Basically, the shields should only be connected at only one end of the wire (except mic lines).
Yes because it will prevent ground loops, no because it allows radio frequency pickup! It's the real pain with grounding arrangements in studios. If possible you should always connect the screen right the way through, which is fine when running to equipment with a ground lift switch but causes problems when it doesn't. Or when it does have a ground lift switch but it has a horrible switch mode supply inside which puts noise between the mains ground and the signal ground anyway.
So yes we often do end up breaking the screen, but we really shouldn't.
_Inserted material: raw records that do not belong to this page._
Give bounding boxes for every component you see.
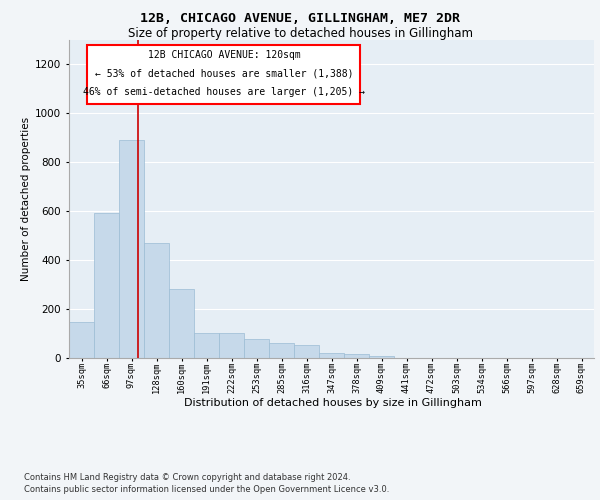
Bar — [119, 140, 144, 358]
Text: Contains public sector information licensed under the Open Government Licence v3: Contains public sector information licen… — [24, 485, 389, 494]
Text: 12B CHICAGO AVENUE: 120sqm: 12B CHICAGO AVENUE: 120sqm — [148, 50, 300, 60]
Bar — [69, 322, 94, 358]
Y-axis label: Number of detached properties: Number of detached properties — [21, 116, 31, 281]
Bar — [344, 354, 369, 358]
Bar — [144, 242, 169, 358]
Bar — [369, 356, 394, 358]
FancyBboxPatch shape — [88, 45, 361, 104]
Text: Contains HM Land Registry data © Crown copyright and database right 2024.: Contains HM Land Registry data © Crown c… — [24, 472, 350, 482]
Text: Size of property relative to detached houses in Gillingham: Size of property relative to detached ho… — [128, 28, 473, 40]
Bar — [244, 339, 269, 357]
Bar — [94, 214, 119, 358]
Bar — [219, 333, 244, 357]
Text: 46% of semi-detached houses are larger (1,205) →: 46% of semi-detached houses are larger (… — [83, 86, 365, 97]
Text: ← 53% of detached houses are smaller (1,388): ← 53% of detached houses are smaller (1,… — [95, 68, 353, 78]
Bar — [169, 289, 194, 358]
Bar — [269, 343, 294, 357]
Bar — [194, 333, 219, 357]
Text: 12B, CHICAGO AVENUE, GILLINGHAM, ME7 2DR: 12B, CHICAGO AVENUE, GILLINGHAM, ME7 2DR — [140, 12, 460, 26]
Text: Distribution of detached houses by size in Gillingham: Distribution of detached houses by size … — [184, 398, 482, 407]
Bar — [294, 346, 319, 358]
Bar — [319, 352, 344, 358]
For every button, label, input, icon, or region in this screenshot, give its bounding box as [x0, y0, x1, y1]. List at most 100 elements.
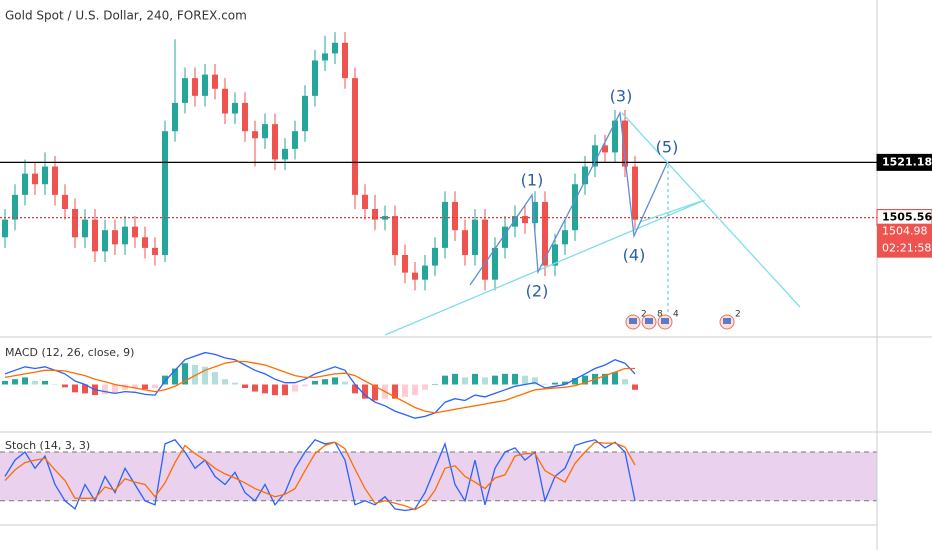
histogram-bar: [192, 365, 198, 385]
histogram-bar: [582, 375, 588, 385]
event-count: 8: [657, 310, 663, 320]
candle-body: [102, 230, 108, 252]
candle-body: [592, 145, 598, 167]
candle-body: [52, 166, 58, 195]
candle-body: [162, 131, 168, 255]
candle-body: [482, 219, 488, 280]
histogram-bar: [132, 384, 138, 389]
histogram-bar: [402, 384, 408, 397]
histogram-bar: [62, 384, 68, 388]
histogram-bar: [182, 363, 188, 385]
candle-body: [182, 78, 188, 103]
macd-title: MACD (12, 26, close, 9): [5, 346, 134, 359]
histogram-bar: [32, 380, 38, 385]
histogram-bar: [302, 384, 308, 387]
candle-body: [62, 194, 68, 209]
stoch-title: Stoch (14, 3, 3): [5, 439, 90, 452]
histogram-bar: [292, 384, 298, 392]
wave-label: (5): [656, 138, 679, 157]
histogram-bar: [532, 377, 538, 385]
candle-body: [372, 208, 378, 220]
candle-body: [402, 254, 408, 273]
candle-body: [232, 102, 238, 114]
candle-body: [82, 219, 88, 238]
candle-body: [202, 74, 208, 96]
histogram-bar: [22, 377, 28, 385]
histogram-bar: [452, 373, 458, 385]
chart-title: Gold Spot / U.S. Dollar, 240, FOREX.com: [5, 9, 247, 23]
histogram-bar: [552, 382, 558, 385]
histogram-bar: [632, 384, 638, 390]
candle-body: [342, 42, 348, 79]
histogram-bar: [252, 384, 258, 392]
last-price-label: 1504.98: [882, 225, 928, 238]
histogram-bar: [232, 382, 238, 385]
histogram-bar: [612, 372, 618, 385]
histogram-bar: [512, 373, 518, 385]
candle-body: [322, 53, 328, 61]
histogram-bar: [282, 384, 288, 396]
histogram-bar: [142, 384, 148, 390]
histogram-bar: [572, 378, 578, 385]
histogram-bar: [112, 384, 118, 394]
histogram-bar: [42, 380, 48, 385]
candle-body: [42, 166, 48, 185]
candle-body: [242, 102, 248, 132]
wave-line: [469, 110, 668, 286]
candle-body: [72, 208, 78, 238]
candle-body: [212, 74, 218, 89]
candle-body: [552, 244, 558, 266]
histogram-bar: [222, 379, 228, 385]
histogram-bar: [542, 383, 548, 385]
drawings: [384, 110, 801, 336]
histogram-bar: [172, 368, 178, 385]
trend-line: [384, 199, 706, 336]
candle-body: [492, 247, 498, 280]
wave-label: (1): [521, 171, 544, 190]
histogram-bar: [242, 384, 248, 389]
candle-body: [582, 166, 588, 185]
candle-body: [502, 226, 508, 248]
candle-body: [452, 201, 458, 231]
candle-body: [392, 216, 398, 255]
histogram-bar: [362, 384, 368, 399]
indicator-line: [4, 439, 636, 512]
event-count: 2: [641, 310, 647, 320]
event-count: 4: [673, 310, 679, 320]
last-price-badge: [877, 223, 932, 258]
candle-body: [612, 120, 618, 153]
histogram-bar: [202, 366, 208, 385]
candle-body: [302, 95, 308, 132]
histogram-bar: [502, 373, 508, 385]
candle-body: [462, 230, 468, 255]
event-count: 2: [735, 310, 741, 320]
histogram-bar: [372, 384, 378, 401]
price-level-label: 1521.18: [882, 155, 932, 168]
candle-body: [562, 230, 568, 245]
event-flag: [661, 318, 669, 324]
wave-label: (4): [623, 246, 646, 265]
candle-body: [22, 173, 28, 195]
trend-line: [621, 112, 801, 308]
histogram-bar: [122, 384, 128, 390]
histogram-bar: [102, 384, 108, 395]
candle-body: [532, 201, 538, 224]
trend-line: [639, 199, 706, 223]
candle-body: [512, 216, 518, 227]
histogram-bar: [622, 379, 628, 385]
histogram-bar: [212, 372, 218, 385]
histogram-bar: [2, 380, 8, 385]
candle-body: [332, 42, 338, 54]
candle-body: [112, 230, 118, 245]
histogram-bar: [562, 381, 568, 385]
histogram-bar: [462, 377, 468, 385]
candle-body: [522, 216, 528, 224]
histogram-bar: [332, 377, 338, 385]
candle-body: [262, 124, 268, 139]
candle-body: [572, 184, 578, 231]
candle-body: [432, 247, 438, 266]
candle-body: [292, 131, 298, 149]
candle-body: [542, 201, 548, 266]
indicator-line: [4, 351, 636, 419]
Particularly as studios get ever noisier at the RF end with every piece of kit having switch mode supplies and a few processors chuntering away in it.
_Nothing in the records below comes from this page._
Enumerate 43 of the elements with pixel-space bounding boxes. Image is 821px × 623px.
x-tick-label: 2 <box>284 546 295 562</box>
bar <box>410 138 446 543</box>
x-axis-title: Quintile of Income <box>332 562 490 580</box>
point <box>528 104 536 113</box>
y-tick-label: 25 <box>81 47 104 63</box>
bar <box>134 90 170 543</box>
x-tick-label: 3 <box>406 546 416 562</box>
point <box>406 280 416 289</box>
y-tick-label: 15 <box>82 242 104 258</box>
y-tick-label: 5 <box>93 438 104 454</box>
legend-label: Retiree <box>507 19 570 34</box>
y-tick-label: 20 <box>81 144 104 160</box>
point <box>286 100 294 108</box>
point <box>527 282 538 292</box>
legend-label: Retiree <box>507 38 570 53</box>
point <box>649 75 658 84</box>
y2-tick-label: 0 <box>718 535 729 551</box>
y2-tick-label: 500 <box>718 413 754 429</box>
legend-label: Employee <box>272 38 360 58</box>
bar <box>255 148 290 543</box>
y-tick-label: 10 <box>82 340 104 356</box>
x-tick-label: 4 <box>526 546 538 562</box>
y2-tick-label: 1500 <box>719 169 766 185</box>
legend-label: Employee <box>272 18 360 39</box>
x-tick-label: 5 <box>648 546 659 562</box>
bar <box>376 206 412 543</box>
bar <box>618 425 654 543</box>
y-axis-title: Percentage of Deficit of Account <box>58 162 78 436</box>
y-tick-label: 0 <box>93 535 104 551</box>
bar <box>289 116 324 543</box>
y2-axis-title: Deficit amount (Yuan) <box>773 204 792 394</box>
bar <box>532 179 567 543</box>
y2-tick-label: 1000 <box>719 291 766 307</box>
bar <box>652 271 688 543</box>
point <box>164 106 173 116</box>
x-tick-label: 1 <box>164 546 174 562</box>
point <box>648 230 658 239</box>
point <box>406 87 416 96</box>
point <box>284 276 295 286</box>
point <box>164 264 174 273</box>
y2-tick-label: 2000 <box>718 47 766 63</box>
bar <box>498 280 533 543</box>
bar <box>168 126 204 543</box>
There is a kludgy solution to break the screen but put a small capacitor (say around 1nF) across the break, so it conducts RF but doesn't conduct 50Hz/60Hz.
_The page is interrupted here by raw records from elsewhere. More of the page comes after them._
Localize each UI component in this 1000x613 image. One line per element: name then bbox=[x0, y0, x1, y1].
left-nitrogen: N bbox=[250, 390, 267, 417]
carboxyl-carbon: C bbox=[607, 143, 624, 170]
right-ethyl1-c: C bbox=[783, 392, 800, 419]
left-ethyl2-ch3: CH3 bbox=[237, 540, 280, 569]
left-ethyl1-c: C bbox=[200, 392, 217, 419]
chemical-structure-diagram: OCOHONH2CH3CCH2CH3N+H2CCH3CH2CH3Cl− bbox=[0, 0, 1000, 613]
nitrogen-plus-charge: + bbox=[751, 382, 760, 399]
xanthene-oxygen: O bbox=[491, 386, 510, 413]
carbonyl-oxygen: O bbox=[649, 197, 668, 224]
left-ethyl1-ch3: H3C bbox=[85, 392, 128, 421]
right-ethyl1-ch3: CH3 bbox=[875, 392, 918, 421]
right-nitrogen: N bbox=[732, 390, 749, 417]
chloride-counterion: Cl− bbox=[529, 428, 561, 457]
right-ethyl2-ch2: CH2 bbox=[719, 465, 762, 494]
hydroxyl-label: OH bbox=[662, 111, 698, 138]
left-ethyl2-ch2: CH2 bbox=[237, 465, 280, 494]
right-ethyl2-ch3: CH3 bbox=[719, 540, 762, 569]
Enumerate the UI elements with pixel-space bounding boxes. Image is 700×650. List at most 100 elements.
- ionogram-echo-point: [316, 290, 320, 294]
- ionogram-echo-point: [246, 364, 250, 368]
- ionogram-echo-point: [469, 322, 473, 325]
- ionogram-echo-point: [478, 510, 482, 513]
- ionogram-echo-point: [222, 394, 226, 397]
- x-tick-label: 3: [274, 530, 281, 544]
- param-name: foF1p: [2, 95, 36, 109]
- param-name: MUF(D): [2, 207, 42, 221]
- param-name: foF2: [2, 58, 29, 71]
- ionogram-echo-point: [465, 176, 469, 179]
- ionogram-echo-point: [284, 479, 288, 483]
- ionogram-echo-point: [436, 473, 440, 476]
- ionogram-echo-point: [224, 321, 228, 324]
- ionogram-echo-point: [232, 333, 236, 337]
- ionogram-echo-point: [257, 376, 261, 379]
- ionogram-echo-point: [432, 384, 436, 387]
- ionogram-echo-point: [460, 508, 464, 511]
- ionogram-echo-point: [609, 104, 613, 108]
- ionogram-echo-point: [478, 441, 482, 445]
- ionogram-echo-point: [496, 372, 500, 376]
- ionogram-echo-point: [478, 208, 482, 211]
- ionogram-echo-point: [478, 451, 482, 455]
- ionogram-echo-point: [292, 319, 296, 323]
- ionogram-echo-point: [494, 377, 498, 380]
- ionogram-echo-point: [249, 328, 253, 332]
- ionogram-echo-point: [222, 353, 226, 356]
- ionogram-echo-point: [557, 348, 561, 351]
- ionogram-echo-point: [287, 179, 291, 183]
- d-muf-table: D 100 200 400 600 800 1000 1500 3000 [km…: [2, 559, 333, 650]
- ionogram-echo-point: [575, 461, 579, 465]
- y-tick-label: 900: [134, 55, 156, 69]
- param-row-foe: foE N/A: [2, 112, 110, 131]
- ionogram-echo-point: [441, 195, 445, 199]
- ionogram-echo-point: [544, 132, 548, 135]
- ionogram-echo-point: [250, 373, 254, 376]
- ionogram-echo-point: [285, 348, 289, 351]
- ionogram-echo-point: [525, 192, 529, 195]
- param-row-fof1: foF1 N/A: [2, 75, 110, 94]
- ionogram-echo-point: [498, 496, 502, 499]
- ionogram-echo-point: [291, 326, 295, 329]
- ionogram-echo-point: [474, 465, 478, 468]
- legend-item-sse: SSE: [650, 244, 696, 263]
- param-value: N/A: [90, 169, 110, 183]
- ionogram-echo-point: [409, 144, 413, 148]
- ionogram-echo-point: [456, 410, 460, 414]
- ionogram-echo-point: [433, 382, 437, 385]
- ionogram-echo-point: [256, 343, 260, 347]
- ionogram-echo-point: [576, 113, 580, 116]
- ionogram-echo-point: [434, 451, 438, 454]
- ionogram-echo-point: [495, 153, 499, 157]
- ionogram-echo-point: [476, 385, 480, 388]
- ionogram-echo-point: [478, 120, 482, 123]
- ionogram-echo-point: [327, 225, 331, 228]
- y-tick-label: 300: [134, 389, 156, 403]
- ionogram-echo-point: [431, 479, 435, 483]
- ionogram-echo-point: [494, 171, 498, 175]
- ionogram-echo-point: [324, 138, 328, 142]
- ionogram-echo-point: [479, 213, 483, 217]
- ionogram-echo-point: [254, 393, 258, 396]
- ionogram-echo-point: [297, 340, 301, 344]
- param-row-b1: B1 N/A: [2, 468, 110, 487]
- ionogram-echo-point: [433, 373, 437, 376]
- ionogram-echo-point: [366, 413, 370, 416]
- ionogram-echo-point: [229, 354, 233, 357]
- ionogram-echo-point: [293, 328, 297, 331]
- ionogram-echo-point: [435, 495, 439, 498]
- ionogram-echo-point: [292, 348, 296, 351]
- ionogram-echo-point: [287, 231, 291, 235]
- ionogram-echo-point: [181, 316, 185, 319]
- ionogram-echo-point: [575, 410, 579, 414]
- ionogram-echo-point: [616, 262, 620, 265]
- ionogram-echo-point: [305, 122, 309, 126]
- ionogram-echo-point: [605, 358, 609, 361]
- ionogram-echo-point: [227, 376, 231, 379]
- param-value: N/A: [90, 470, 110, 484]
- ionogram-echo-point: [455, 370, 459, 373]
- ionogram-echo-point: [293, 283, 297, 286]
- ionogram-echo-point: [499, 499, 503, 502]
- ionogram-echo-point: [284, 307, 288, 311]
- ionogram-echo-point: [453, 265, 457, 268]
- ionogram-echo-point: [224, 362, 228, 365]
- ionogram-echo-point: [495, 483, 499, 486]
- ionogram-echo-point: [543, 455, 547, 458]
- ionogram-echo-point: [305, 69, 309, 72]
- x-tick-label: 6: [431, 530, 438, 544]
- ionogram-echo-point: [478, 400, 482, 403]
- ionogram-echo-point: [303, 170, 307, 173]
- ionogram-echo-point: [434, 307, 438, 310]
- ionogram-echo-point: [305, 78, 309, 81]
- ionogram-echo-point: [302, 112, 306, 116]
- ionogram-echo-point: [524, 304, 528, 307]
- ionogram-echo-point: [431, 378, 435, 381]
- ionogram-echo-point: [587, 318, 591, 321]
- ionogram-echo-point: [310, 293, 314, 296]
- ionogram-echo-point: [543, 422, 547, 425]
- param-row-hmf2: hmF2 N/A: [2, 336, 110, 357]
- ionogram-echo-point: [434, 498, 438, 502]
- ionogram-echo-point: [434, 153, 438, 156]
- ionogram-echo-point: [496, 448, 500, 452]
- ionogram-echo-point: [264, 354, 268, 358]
The real problem is that if equipment (desks and outboard) were designed / built for this to all work properly then no-one would be available to afford it. (Since leaving the audio industry a lot of my time has been spent with people who solve grounding and shielding problems all day for other industries, in fact I've long been involved with writing international standards on this stuff which is a thankless and horrible task.) What we
want is the performance of medical equipment, which is really, really good at managing this stuff (it has to be!), but is eye-wateringly expensive. So we're left with trying to connect to the dodgy "classic" reverb, or a single coil unshielded Strat...which would make a professional grounding and shielding engineer say "you don't want to be doing that"...sorry, yes we do! So back to the rules of thumb and keep trying things until it works...
By the way, re ground spikes, and mesh in a lake etc, it's rarely the ground to earth that's a problem unless you're right next to a radio transmitter or you're running a studio across several different buildings. The whole studio can float up and down, and that's absolutely fine. The challenge is to either stop the noise generated
in the studio from circulating in the studio at all, or to make sure it doesn't circulate through anything critical by keeping loops and aerials short, or by cancelling out any noise that does circulate by balancing.
Just seen the post about "which end to disconnect": any two audio EMC engineers will give you two different answers on this (this has been argued about at least back to the 1980s, and probably longer). An instrumentation EMC engineer will say as above "don't cut it at all". I'd say the actual answer is "it all depends" - on where the RF source is that you're protecting against, and which piece of equipment has the best RF ground. Which you won't know until you try. As above, grounding and shielding is a very specialist subject, people who do it that's all they do. So take
advice from people who've got good experience, but don't treat it as a "rule" unless they actually are EMC professionals.